Hill, the midwife in Mississippi, said even if she did receive Medicaid payments, she still wouldn’t be able to accept more patients with her small staff.
“They’d be covering maybe $1,300 for a birth. That’s less than half of what I get paid,” Hill said.
Hill said states and policymakers will need to take more action to address the economy and well-being of rural communities overall.
“We want people to come into care healthier. I’ve talked to pregnant women who don’t even have primary care physicians,” she said. “We need more midwives [in the hospitals and birth centers] in theory, but we have to look at the community health piece, too.”
Smaller hospitals have cited decreased births, financial woes and staffing issues as primary reasons for cutting back on services in the past year. Sharon Hospital in rural Connecticut is among those that halted labor and delivery services this year.
Over the past few years, the hospital has seen an average of about 200 deliveries per year, said Dr. Mark Hirko, president of Sharon Hospital. He had hoped to see an influx of childbirths, but with an aging population, the “numbers remain essentially flat,” he said.
Instead of keeping the labor unit, the hospital will expand on other primary care services.
“Everything pointed us in the direction that we needed to refocus and redirect our efforts towards where the population is taking us,” Hirko told Stateline. Parents-to-be now will have to travel to other birthing centers and hospitals to receive care.
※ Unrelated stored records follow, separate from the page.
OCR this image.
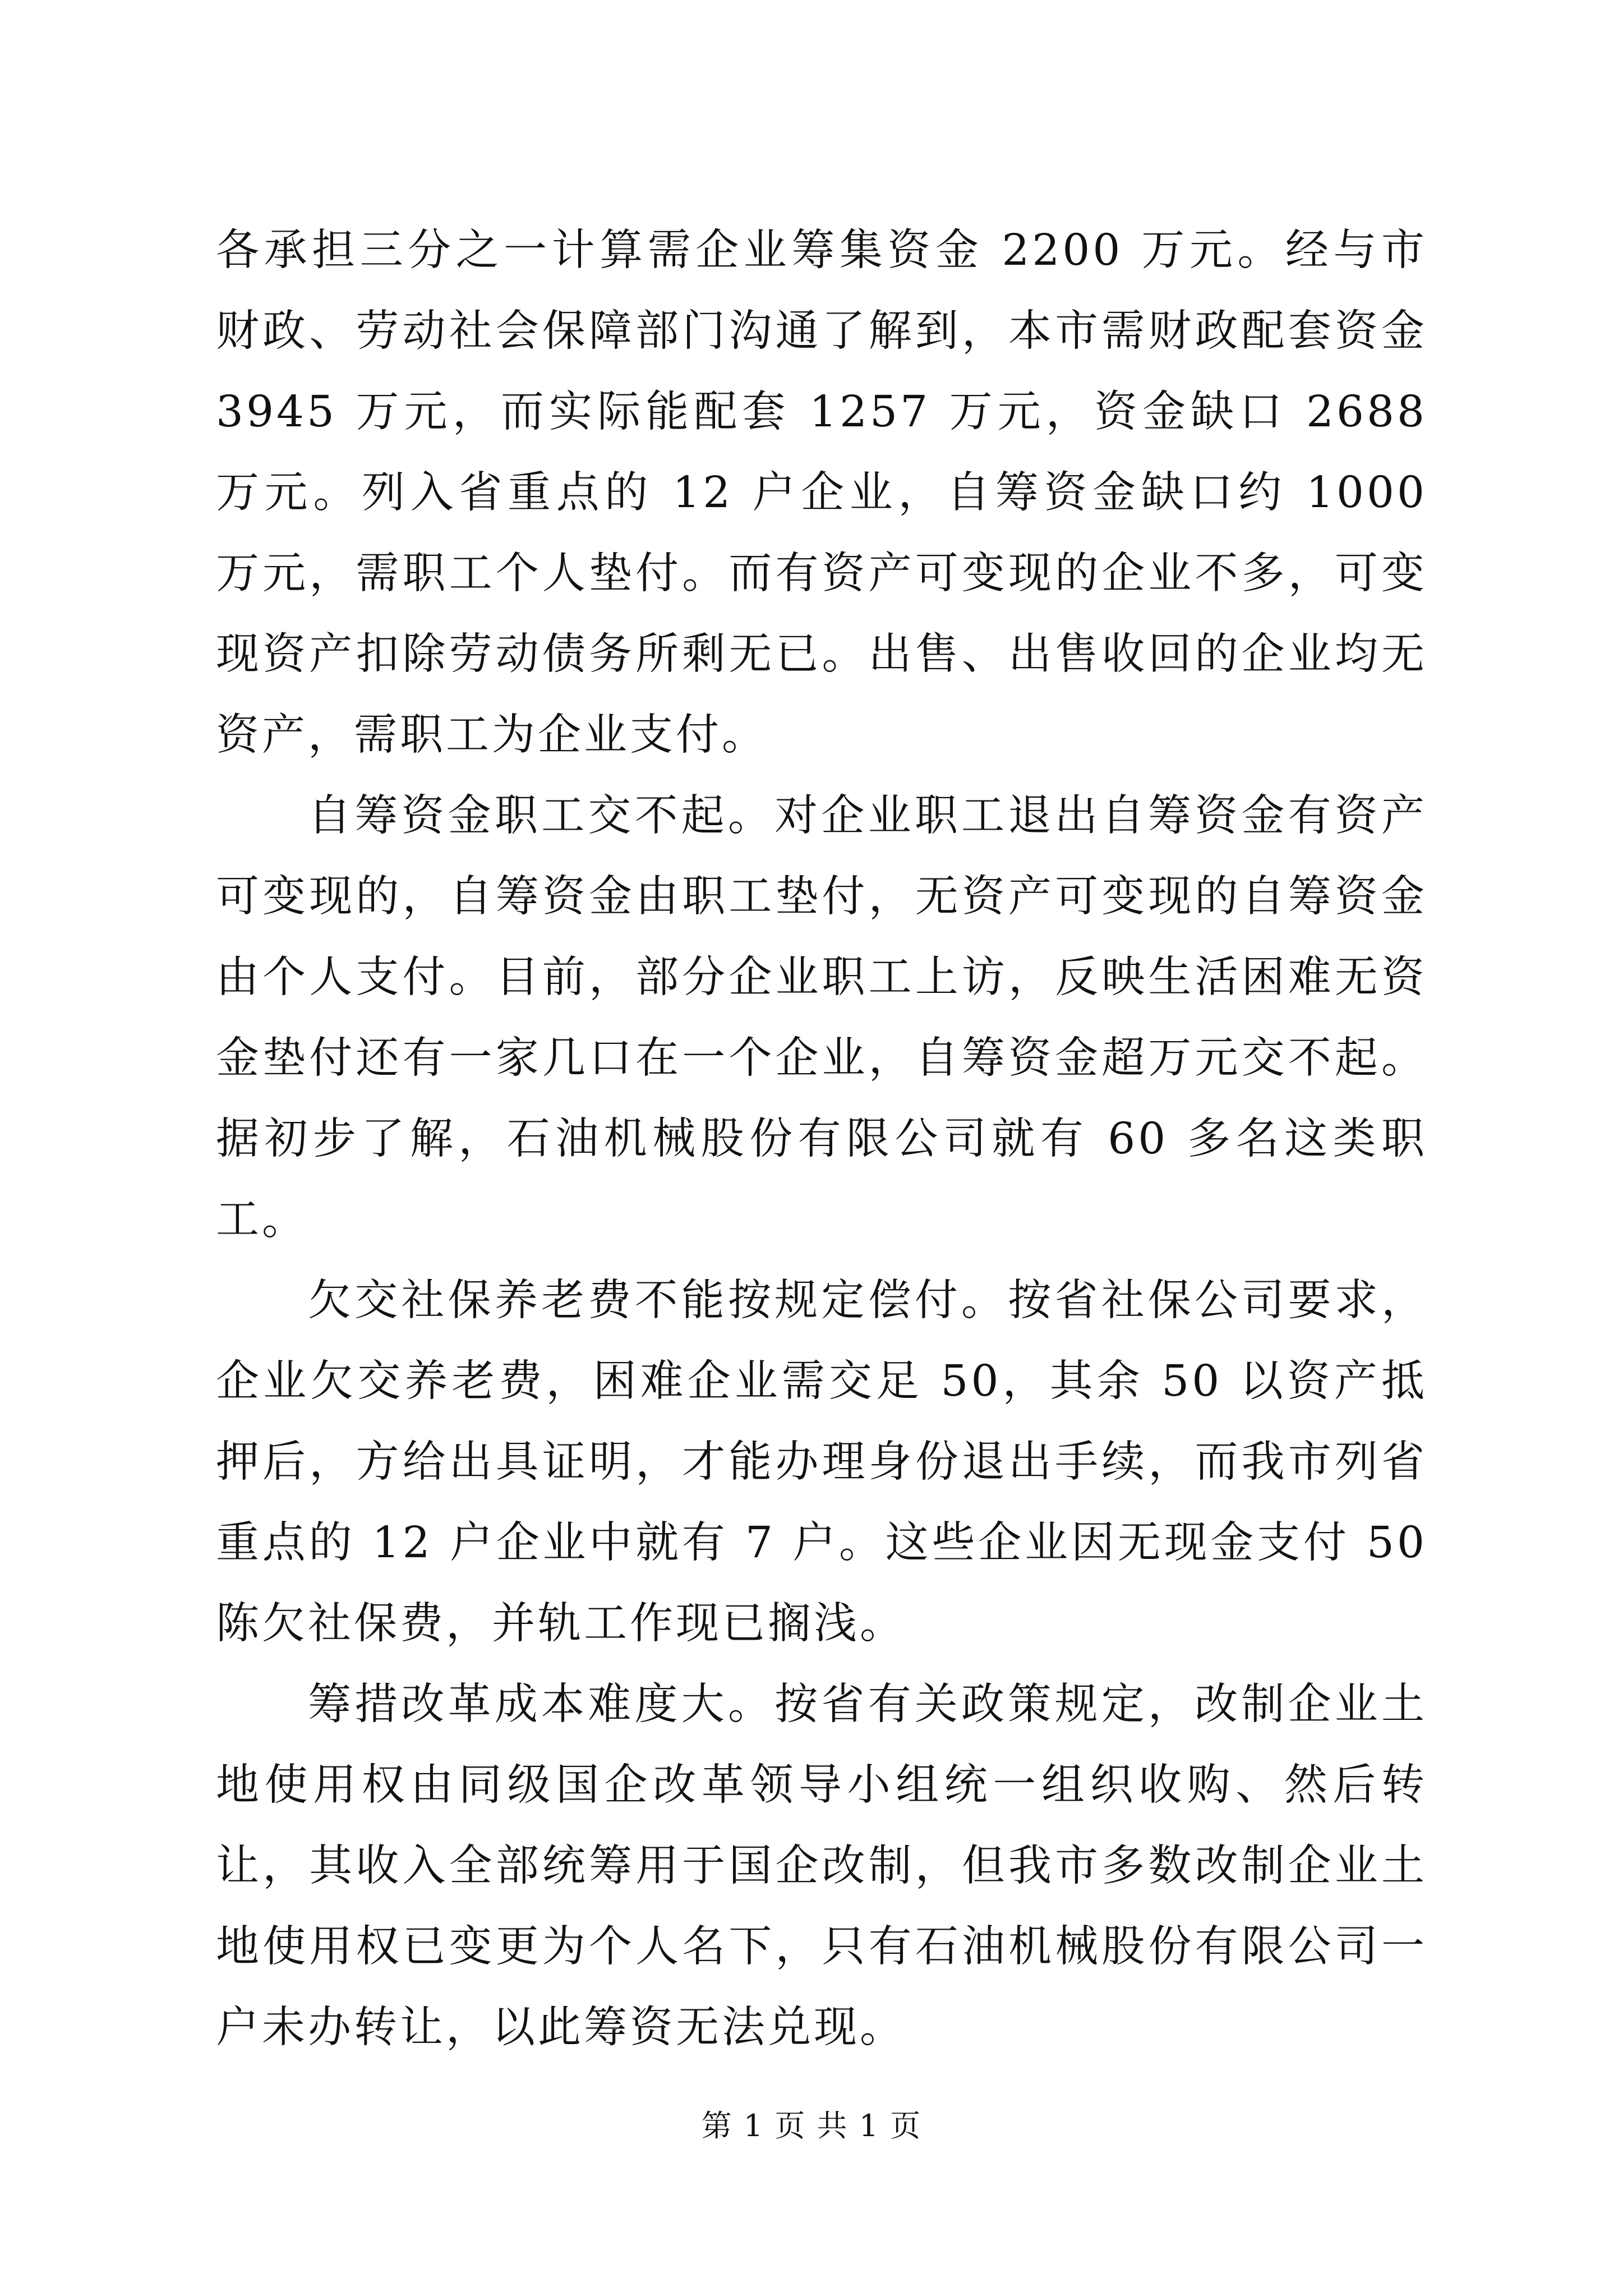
各承担三分之一计算需企业筹集资金 2200 万元。经与市财政、劳动社会保障部门沟通了解到，本市需财政配套资金 3945 万元，而实际能配套 1257 万元，资金缺口 2688 万元。列入省重点的 12 户企业，自筹资金缺口约 1000 万元，需职工个人垫付。而有资产可变现的企业不多，可变现资产扣除劳动债务所剩无已。出售、出售收回的企业均无资产，需职工为企业支付。

自筹资金职工交不起。对企业职工退出自筹资金有资产可变现的，自筹资金由职工垫付，无资产可变现的自筹资金由个人支付。目前，部分企业职工上访，反映生活困难无资金垫付还有一家几口在一个企业，自筹资金超万元交不起。据初步了解，石油机械股份有限公司就有 60 多名这类职工。

欠交社保养老费不能按规定偿付。按省社保公司要求，企业欠交养老费，困难企业需交足 50，其余 50 以资产抵押后，方给出具证明，才能办理身份退出手续，而我市列省重点的 12 户企业中就有 7 户。这些企业因无现金支付 50 陈欠社保费，并轨工作现已搁浅。

筹措改革成本难度大。按省有关政策规定，改制企业土地使用权由同级国企改革领导小组统一组织收购、然后转让，其收入全部统筹用于国企改制，但我市多数改制企业土地使用权已变更为个人名下，只有石油机械股份有限公司一户未办转让，以此筹资无法兑现。

第 1 页 共 1 页
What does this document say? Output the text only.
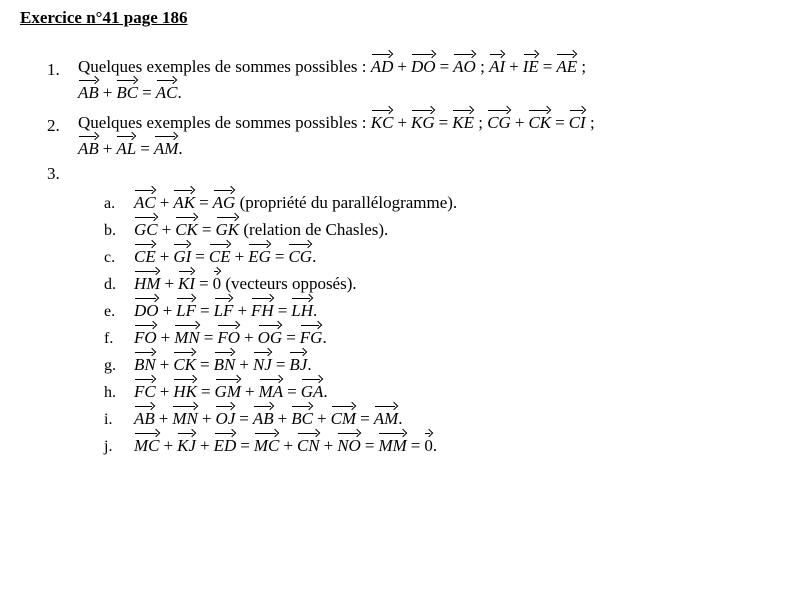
Exercice n°41 page 186
1.	Quelques exemples de sommes possibles : AD + DO = AO ; AI + IE = AE ;
AB + BC = AC.
2.	Quelques exemples de sommes possibles : KC + KG = KE ; CG + CK = CI ;
AB + AL = AM.
3.
a.	AC + AK = AG (propriété du parallélogramme).
b.	GC + CK = GK (relation de Chasles).
c.	CE + GI = CE + EG = CG.
d.	HM + KI = 0 (vecteurs opposés).
e.	DO + LF = LF + FH = LH.
f.	FO + MN = FO + OG = FG.
g.	BN + CK = BN + NJ = BJ.
h.	FC + HK = GM + MA = GA.
i.	AB + MN + OJ = AB + BC + CM = AM.
j.	MC + KJ + ED = MC + CN + NO = MM = 0.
Other rural health systems that cut services have lost employees as a result of the federal COVID-19 vaccine mandate for health care workers, which has been temporarily blocked by federal judges in Missouri and Louisiana.
Lewis County General Hospital in Lowville, New York, stopped delivering babies after losing at least six employees over the mandate. A similar instance occurred in rural Lamar, Colorado, which forced the Prowers Medical Center to suspend services at its maternity ward.
The staffing shortage in hospitals is placing an added burden on midwives. There were more than 12,000 certified nurse midwives and about 100 certified midwives in 2019, according to the American College of Nurse-Midwives.
The demand for midwives and other maternal care providers is higher than the supply, said Erin Ryan, a certified professional midwife and secretary for the National Association of Certified Professional Midwives. The need has increased with obstetric unit closures, she added.
According to the federal Centers for Medicare and Medicaid Services, the United States is expected to have a shortage of 22,000 obstetricians and gynecologists by 2050.
The worst shortages, the agency noted, are expected in rural areas.